UK retailer Marks and Spencer is a strange hybrid; it sells both food, homewares and clothes which means it faces tough competition from a number of different players.

Keeping the brand relevant and differentiated is critical and to do this the company recently announced a plan costing close to $1 billion to revamp key elements of its own brands and stores.

Marks and Spencer is unique because it only sells own brand goods, but to keep these relevant its been forced to continually update and collaborate.

Its $1 billion plan is designed to solve for four core issues

1. Consumers find it difficult to shop the store
2. Positioning of own brands is unclear
3. Only 20% of its customers shop its home department
4. Its food offering is looking more like the average supermarket

Some of the solutions are pretty obvious like better and clearer in-store signage, making their clothing sub-brands more distinctive and more like real brands.

For the home department, they’ve understood that they are catering to different demographics and lifestages which need separate brand experiences- Classic, Contemporary (a collaboration with Conran) and Design (a collaboration with Marcel Wanders).

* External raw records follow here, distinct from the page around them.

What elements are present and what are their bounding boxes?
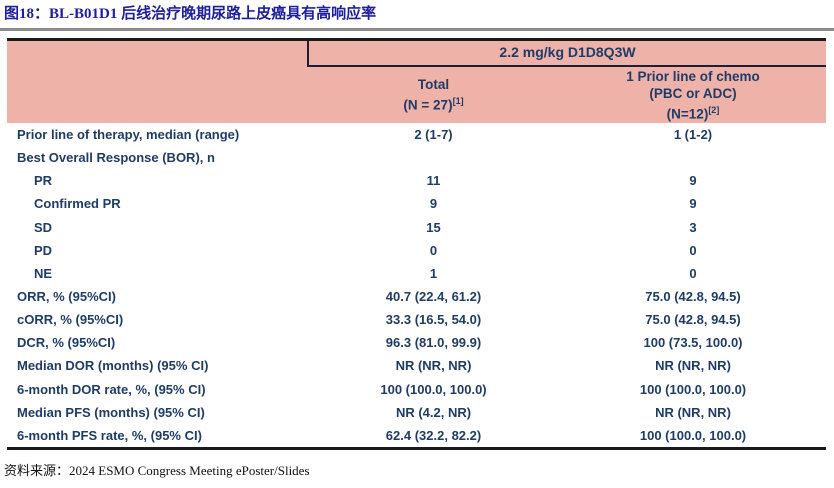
table-row: NE 1 0 (7, 262, 826, 285)
cell-value-prior: 75.0 (42.8, 94.5) (645, 289, 741, 305)
cell-value-total: 1 (429, 265, 438, 281)
table-row: Prior line of therapy, median (range) 2 (… (7, 123, 826, 146)
total-header-line2: (N = 27)[1] (403, 96, 464, 113)
table-body: Prior line of therapy, median (range) 2 (… (7, 123, 826, 447)
table-row: Best Overall Response (BOR), n (7, 146, 826, 169)
row-label: SD (34, 219, 53, 235)
results-table: 2.2 mg/kg D1D8Q3W Total (N = 27)[1] 1 Pr… (7, 38, 826, 450)
row-label: ORR, % (95%CI) (17, 289, 116, 305)
row-label: Prior line of therapy, median (range) (17, 127, 240, 143)
prior-header-line2: (PBC or ADC) (649, 85, 737, 101)
table-row: cORR, % (95%CI) 33.3 (16.5, 54.0) 75.0 (42… (7, 308, 826, 331)
cell-value-total: 9 (429, 196, 438, 212)
total-header-line1: Total (417, 77, 450, 93)
prior-header-line3: (N=12)[2] (666, 104, 720, 122)
column-header-total: Total (N = 27)[1] (307, 76, 560, 114)
cell-value-total: 15 (426, 219, 441, 235)
row-label: 6-month DOR rate, %, (95% CI) (17, 381, 206, 397)
source-label: 资料来源： (4, 462, 70, 478)
cell-value-prior: 100 (100.0, 100.0) (639, 381, 747, 397)
column-headers-row: Total (N = 27)[1] 1 Prior line of chemo … (7, 67, 826, 123)
dose-group-header: 2.2 mg/kg D1D8Q3W (307, 41, 826, 67)
cell-value-prior: 0 (689, 242, 697, 258)
table-row: DCR, % (95%CI) 96.3 (81.0, 99.9) 100 (73.5… (7, 331, 826, 354)
table-row: 6-month PFS rate, %, (95% CI) 62.4 (32.2,… (7, 424, 826, 447)
source-note: 资料来源：2024 ESMO Congress Meeting ePoster/… (4, 460, 834, 479)
cell-value-prior: 1 (1-2) (673, 127, 713, 143)
cell-value-total: 62.4 (32.2, 82.2) (385, 427, 482, 443)
figure-title: 图18：BL-B01D1 后线治疗晚期尿路上皮癌具有高响应率 (4, 6, 377, 22)
table-row: Confirmed PR 9 9 (7, 192, 826, 215)
dose-group-row: 2.2 mg/kg D1D8Q3W (7, 41, 826, 67)
cell-value-total: 40.7 (22.4, 61.2) (385, 289, 482, 305)
row-label: Confirmed PR (34, 196, 121, 212)
table-row: PD 0 0 (7, 239, 826, 262)
cell-value-total: 100 (100.0, 100.0) (380, 381, 487, 397)
footnote-ref-1: [1] (452, 96, 464, 107)
cell-value-prior: 0 (689, 265, 697, 281)
row-label: cORR, % (95%CI) (17, 312, 124, 328)
table-row: 6-month DOR rate, %, (95% CI) 100 (100.0,… (7, 378, 826, 401)
title-divider (0, 28, 834, 31)
cell-value-total: 2 (1-7) (414, 127, 453, 143)
table-row: Median DOR (months) (95% CI) NR (NR, NR) N… (7, 354, 826, 377)
cell-value-total: NR (NR, NR) (395, 358, 472, 374)
cell-value-total: 33.3 (16.5, 54.0) (385, 312, 482, 328)
row-label: PD (34, 242, 53, 258)
table-header: 2.2 mg/kg D1D8Q3W Total (N = 27)[1] 1 Pr… (7, 41, 826, 123)
cell-value-prior: 100 (100.0, 100.0) (639, 427, 747, 443)
cell-value-prior: 3 (689, 219, 697, 235)
cell-value-prior: 75.0 (42.8, 94.5) (645, 312, 741, 328)
prior-header-line1: 1 Prior line of chemo (626, 68, 760, 84)
row-label: NE (34, 265, 53, 281)
cell-value-prior: 100 (73.5, 100.0) (643, 335, 743, 351)
footnote-ref-2: [2] (708, 104, 720, 115)
row-label: Median PFS (months) (95% CI) (17, 404, 205, 420)
cell-value-total: 96.3 (81.0, 99.9) (385, 335, 482, 351)
row-label: 6-month PFS rate, %, (95% CI) (17, 427, 202, 443)
row-label: PR (34, 173, 53, 189)
cell-value-prior: 9 (689, 196, 697, 212)
cell-value-prior: NR (NR, NR) (655, 404, 731, 420)
table-row: Median PFS (months) (95% CI) NR (4.2, NR)… (7, 401, 826, 424)
cell-value-prior: 9 (689, 173, 697, 189)
cell-value-total: NR (4.2, NR) (395, 404, 472, 420)
table-row: SD 15 3 (7, 216, 826, 239)
cell-value-total: 0 (429, 242, 438, 258)
row-label: Median DOR (months) (95% CI) (17, 358, 209, 374)
cell-value-prior: NR (NR, NR) (655, 358, 731, 374)
row-label: DCR, % (95%CI) (17, 335, 116, 351)
column-header-prior: 1 Prior line of chemo (PBC or ADC) (N=12… (560, 68, 826, 123)
table-row: ORR, % (95%CI) 40.7 (22.4, 61.2) 75.0 (42.… (7, 285, 826, 308)
table-row: PR 11 9 (7, 169, 826, 192)
source-text: 2024 ESMO Congress Meeting ePoster/Slide… (69, 462, 310, 478)
row-label: Best Overall Response (BOR), n (17, 150, 215, 166)
cell-value-total: 11 (426, 173, 441, 189)
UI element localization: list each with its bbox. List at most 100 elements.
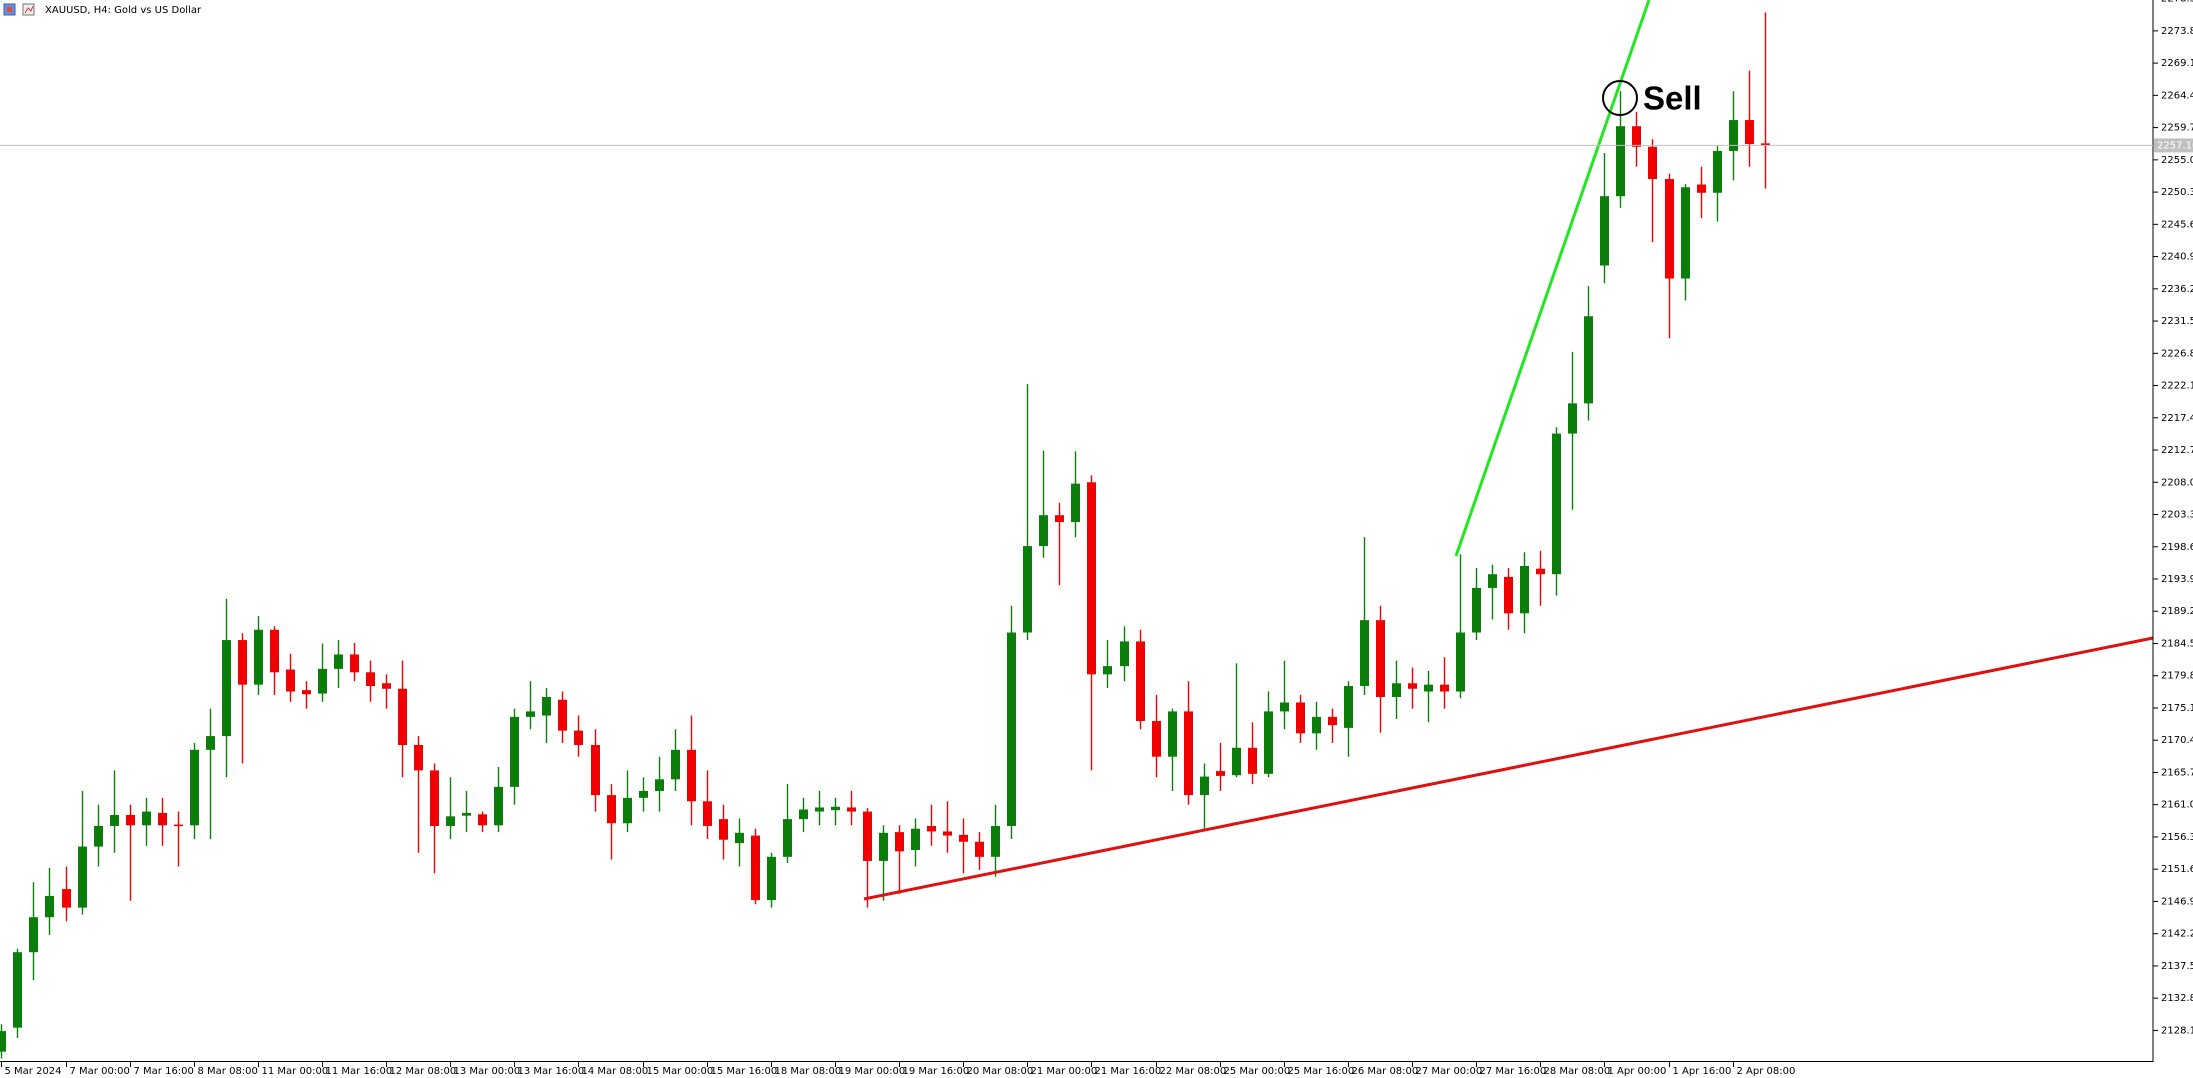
candle-body: [671, 749, 680, 780]
candle-body: [911, 828, 920, 850]
x-tick-label: 19 Mar 00:00: [839, 1066, 906, 1077]
x-tick-label: 19 Mar 16:00: [903, 1066, 970, 1077]
candle-body: [1552, 433, 1561, 575]
y-tick-label: 2278.50: [2161, 0, 2193, 5]
x-tick-label: 26 Mar 08:00: [1352, 1066, 1419, 1077]
candle-body: [1216, 771, 1225, 776]
candle-body: [494, 786, 503, 826]
toolbar-icons: [3, 3, 35, 16]
candle-body: [1681, 187, 1690, 279]
candle-body: [430, 770, 439, 826]
x-tick-label: 1 Apr 16:00: [1673, 1066, 1732, 1077]
y-tick-label: 2245.60: [2161, 219, 2193, 230]
candle-body: [1039, 515, 1048, 547]
y-tick-label: 2259.70: [2161, 123, 2193, 134]
candle-body: [1023, 546, 1032, 633]
x-tick-label: 2 Apr 08:00: [1737, 1066, 1796, 1077]
candle-body: [1504, 576, 1513, 614]
y-tick-label: 2226.80: [2161, 348, 2193, 359]
candle-body: [366, 672, 375, 687]
x-tick-label: 5 Mar 2024: [5, 1066, 62, 1077]
candle-body: [1536, 568, 1545, 575]
y-tick-label: 2146.90: [2161, 896, 2193, 907]
candle-body: [398, 688, 407, 746]
y-tick-label: 2255.00: [2161, 155, 2193, 166]
candle-body: [767, 856, 776, 901]
x-tick-label: 21 Mar 00:00: [1031, 1066, 1098, 1077]
candle-body: [1520, 565, 1529, 614]
candle-body: [1120, 641, 1129, 667]
x-tick-label: 20 Mar 08:00: [967, 1066, 1034, 1077]
candle-body: [607, 795, 616, 824]
candle-body: [302, 690, 311, 695]
y-tick-label: 2142.20: [2161, 929, 2193, 940]
chart-title: XAUUSD, H4: Gold vs US Dollar: [45, 5, 202, 16]
candle-body: [1665, 179, 1674, 279]
up-trendline: [1454, 0, 1651, 557]
y-tick-label: 2208.00: [2161, 477, 2193, 488]
candle-body: [815, 807, 824, 812]
candle-body: [574, 730, 583, 746]
candle-body: [1440, 684, 1449, 692]
x-tick-label: 18 Mar 08:00: [775, 1066, 842, 1077]
icon: [7, 7, 12, 12]
candle-body: [206, 736, 215, 750]
candle-body: [238, 640, 247, 685]
candle-body: [591, 745, 600, 796]
candle-body: [1007, 632, 1016, 826]
x-tick-label: 15 Mar 16:00: [711, 1066, 778, 1077]
y-tick-label: 2161.00: [2161, 800, 2193, 811]
x-tick-label: 7 Mar 16:00: [134, 1066, 194, 1077]
candle-body: [254, 629, 263, 685]
y-tick-label: 2189.20: [2161, 606, 2193, 617]
candle-body: [1616, 126, 1625, 197]
candle-body: [1168, 711, 1177, 757]
icon: [24, 5, 34, 14]
candle-body: [991, 825, 1000, 857]
candle-body: [78, 846, 87, 908]
candle-body: [334, 654, 343, 669]
candle-body: [687, 749, 696, 802]
candle-body: [350, 654, 359, 673]
candle-body: [526, 711, 535, 717]
candle-body: [751, 835, 760, 901]
candle-body: [29, 917, 38, 953]
support-trendline: [863, 636, 2154, 901]
y-tick-label: 2236.20: [2161, 284, 2193, 295]
candle-body: [831, 806, 840, 811]
candle-body: [623, 797, 632, 824]
candle-body: [1713, 150, 1722, 193]
x-tick-label: 15 Mar 00:00: [647, 1066, 714, 1077]
candle-body: [1280, 702, 1289, 712]
candle-body: [927, 825, 936, 832]
candle-body: [1312, 716, 1321, 734]
x-tick-label: 22 Mar 08:00: [1160, 1066, 1227, 1077]
x-tick-label: 1 Apr 00:00: [1608, 1066, 1667, 1077]
x-tick-label: 11 Mar 16:00: [326, 1066, 393, 1077]
y-tick-label: 2179.80: [2161, 671, 2193, 682]
candle-body: [1648, 146, 1657, 180]
x-tick-label: 14 Mar 08:00: [582, 1066, 649, 1077]
plot-area: [0, 12, 1770, 1059]
x-tick-label: 8 Mar 08:00: [198, 1066, 258, 1077]
candle-body: [1264, 711, 1273, 774]
current-price-label: 2257.10: [2157, 140, 2193, 151]
candle-body: [542, 696, 551, 716]
candle-body: [286, 669, 295, 692]
candle-body: [142, 811, 151, 826]
candle-body: [975, 841, 984, 857]
candle-body: [478, 814, 487, 826]
y-tick-label: 2184.50: [2161, 638, 2193, 649]
y-tick-label: 2198.60: [2161, 542, 2193, 553]
candle-body: [414, 745, 423, 771]
candle-body: [318, 668, 327, 694]
candle-body: [1087, 482, 1096, 675]
sell-marker: [1602, 80, 1638, 116]
candle-body: [1456, 632, 1465, 692]
candle-body: [62, 889, 71, 908]
candle-body: [1184, 711, 1193, 796]
candle-body: [895, 832, 904, 852]
x-tick-label: 21 Mar 16:00: [1095, 1066, 1162, 1077]
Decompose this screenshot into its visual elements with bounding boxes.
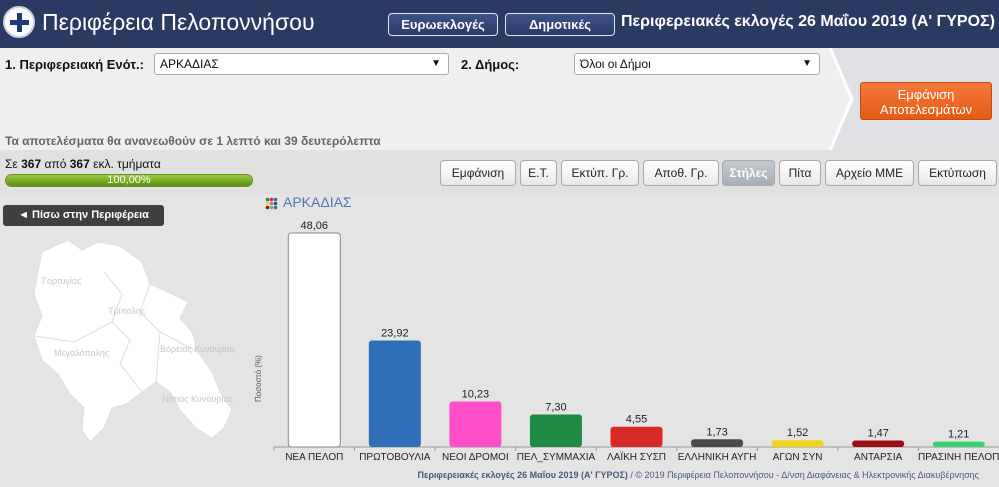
party-colors-icon xyxy=(265,197,278,210)
chart-value-label: 1,21 xyxy=(948,429,969,441)
arkadia-map-shape xyxy=(33,239,233,443)
chart-bar[interactable] xyxy=(932,441,985,447)
toolbar-button-show[interactable]: Εμφάνιση xyxy=(440,160,516,186)
footer-election: Περιφερειακές εκλογές 26 Μαΐου 2019 (Α' … xyxy=(417,470,628,480)
refresh-countdown-note: Τα αποτελέσματα θα ανανεωθούν σε 1 λεπτό… xyxy=(5,134,381,148)
chart-value-label: 10,23 xyxy=(462,388,490,400)
sections-counted-value: 367 xyxy=(21,157,42,171)
chart-category-label: ΛΑΪΚΗ ΣΥΣΠ xyxy=(607,451,666,463)
map-label-megalopoli[interactable]: Μεγαλόπολης xyxy=(54,348,110,358)
euro-elections-button[interactable]: Ευρωεκλογές xyxy=(388,13,498,36)
page-footer: Περιφερειακές εκλογές 26 Μαΐου 2019 (Α' … xyxy=(0,470,979,480)
progress-fill xyxy=(6,175,252,186)
progress-text: 100,00% xyxy=(107,174,151,186)
chart-bar[interactable] xyxy=(852,440,905,447)
chart-category-label: ΝΕΑ ΠΕΛΟΠ xyxy=(285,452,343,463)
chevron-down-icon: ▼ xyxy=(431,58,441,69)
toolbar-button-print-chart[interactable]: Εκτύπ. Γρ. xyxy=(561,160,639,186)
chart-bar[interactable] xyxy=(449,401,502,447)
chart-bar[interactable] xyxy=(610,426,663,447)
municipality-select[interactable]: Όλοι οι Δήμοι ▼ xyxy=(574,53,820,75)
chart-category-label: ΑΝΤΑΡΣΙΑ xyxy=(854,452,903,463)
chart-bar[interactable] xyxy=(287,232,341,448)
regional-unit-label: 1. Περιφερειακή Ενότ.: xyxy=(5,57,144,72)
toolbar-button-pie[interactable]: Πίτα xyxy=(779,160,821,186)
chart-bar[interactable] xyxy=(691,439,744,447)
chart-category-label: ΑΓΩΝ ΣΥΝ xyxy=(773,452,823,463)
chart-value-label: 4,55 xyxy=(626,414,647,426)
chart-bar[interactable] xyxy=(368,340,421,447)
chart-value-label: 7,30 xyxy=(545,401,566,413)
region-logo-icon[interactable] xyxy=(3,6,35,38)
chart-category-label: ΠΡΑΣΙΝΗ ΠΕΛΟΠ xyxy=(918,452,999,463)
municipality-label: 2. Δήμος: xyxy=(461,57,520,72)
show-results-label-line2: Αποτελεσμάτων xyxy=(879,102,973,117)
sections-total-value: 367 xyxy=(69,157,90,171)
footer-copyright: / © 2019 Περιφέρεια Πελοποννήσου - Δ/νση… xyxy=(627,470,979,480)
regional-unit-select[interactable]: ΑΡΚΑΔΙΑΣ ▼ xyxy=(154,53,449,75)
chart-plot-area: 48,06 ΝΕΑ ΠΕΛΟΠ 23,92 ΠΡΩΤΟΒΟΥΛΙΑ 10,23 ΝΕΟΙ … xyxy=(273,220,999,463)
site-title[interactable]: Περιφέρεια Πελοποννήσου xyxy=(42,9,315,35)
show-results-button[interactable]: Εμφάνιση Αποτελεσμάτων xyxy=(860,82,992,120)
chart-value-label: 1,73 xyxy=(706,426,727,438)
toolbar-button-save-chart[interactable]: Αποθ. Γρ. xyxy=(643,160,719,186)
chart-bar[interactable] xyxy=(529,414,582,447)
toolbar-button-et[interactable]: Ε.Τ. xyxy=(520,160,557,186)
back-to-region-button[interactable]: ◄ Πίσω στην Περιφέρεια xyxy=(3,205,164,226)
toolbar-button-columns[interactable]: Στήλες xyxy=(722,160,775,186)
arkadia-map[interactable]: Γορτυνίας Τρίπολης Μεγαλόπολης Βόρειας Κ… xyxy=(20,232,250,452)
header-bar: Περιφέρεια Πελοποννήσου Ευρωεκλογές Δημο… xyxy=(0,0,999,48)
chart-value-label: 48,06 xyxy=(301,220,329,232)
chart-value-label: 23,92 xyxy=(381,327,409,339)
sections-counted-info: Σε 367 από 367 εκλ. τμήματα xyxy=(5,157,161,171)
counting-progress-bar: 100,00% xyxy=(5,174,253,187)
chart-bar[interactable] xyxy=(771,440,824,447)
chart-category-label: ΠΡΩΤΟΒΟΥΛΙΑ xyxy=(359,452,431,463)
show-results-label-line1: Εμφάνιση xyxy=(897,87,955,102)
chevron-down-icon: ▼ xyxy=(802,58,812,69)
municipal-elections-button[interactable]: Δημοτικές xyxy=(505,13,615,36)
map-label-gortynia[interactable]: Γορτυνίας xyxy=(42,276,82,286)
chart-value-label: 1,52 xyxy=(787,427,808,439)
map-label-south-kynouria[interactable]: Νότιας Κυνουρίας xyxy=(162,394,233,404)
toolbar-button-print[interactable]: Εκτύπωση xyxy=(918,160,997,186)
map-label-north-kynouria[interactable]: Βόρειας Κυνουρίας xyxy=(160,344,237,354)
chart-title: ΑΡΚΑΔΙΑΣ xyxy=(283,194,352,210)
results-toolbar: Σε 367 από 367 εκλ. τμήματα 100,00% Εμφά… xyxy=(0,150,999,194)
filters-panel: 1. Περιφερειακή Ενότ.: ΑΡΚΑΔΙΑΣ ▼ 2. Δήμ… xyxy=(0,48,999,150)
chart-category-label: ΠΕΛ_ΣΥΜΜΑΧΙΑ xyxy=(517,452,596,463)
chart-category-label: ΝΕΟΙ ΔΡΟΜΟΙ xyxy=(442,452,509,463)
toolbar-button-media-archive[interactable]: Αρχείο ΜΜΕ xyxy=(825,160,914,186)
regional-unit-value: ΑΡΚΑΔΙΑΣ xyxy=(160,57,219,71)
chart-category-label: ΕΛΛΗΝΙΚΗ ΑΥΓΗ xyxy=(678,452,757,463)
results-chart: ΑΡΚΑΔΙΑΣ Ποσοστό (%) 48,06 ΝΕΑ ΠΕΛΟΠ 23,92… xyxy=(254,192,999,472)
election-title: Περιφερειακές εκλογές 26 Μαΐου 2019 (Α' … xyxy=(621,13,995,30)
map-label-tripoli[interactable]: Τρίπολης xyxy=(108,306,146,316)
municipality-value: Όλοι οι Δήμοι xyxy=(580,57,651,71)
chart-value-label: 1,47 xyxy=(867,427,888,439)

For food- they’ve focused in on developing two core areas of the department; the deli and the bakery. The deli will cut its own upscale meats like Serano ham and even make its own pasta. They are also introducing over 1000 new SKUs which includes an international range of branded specialty products.

Beyond the physical stores- it’s opting out of its web relationship with Amazon and developing its own online presence.

This development from Marks and Spencer is interesting to see for a few reasons; it’s a very bold step in a tough economic climate, they’ve done their homework and are solving for specific problems, but most important- they understand the intensity of the competition and are doing their best to remain relevant.

However, despite the changes making sense strategically and they also seem relatively easy to implement operationally, but it remains to be seen if these steps are radical enough to bring a significant return in such a competitive retail landscape.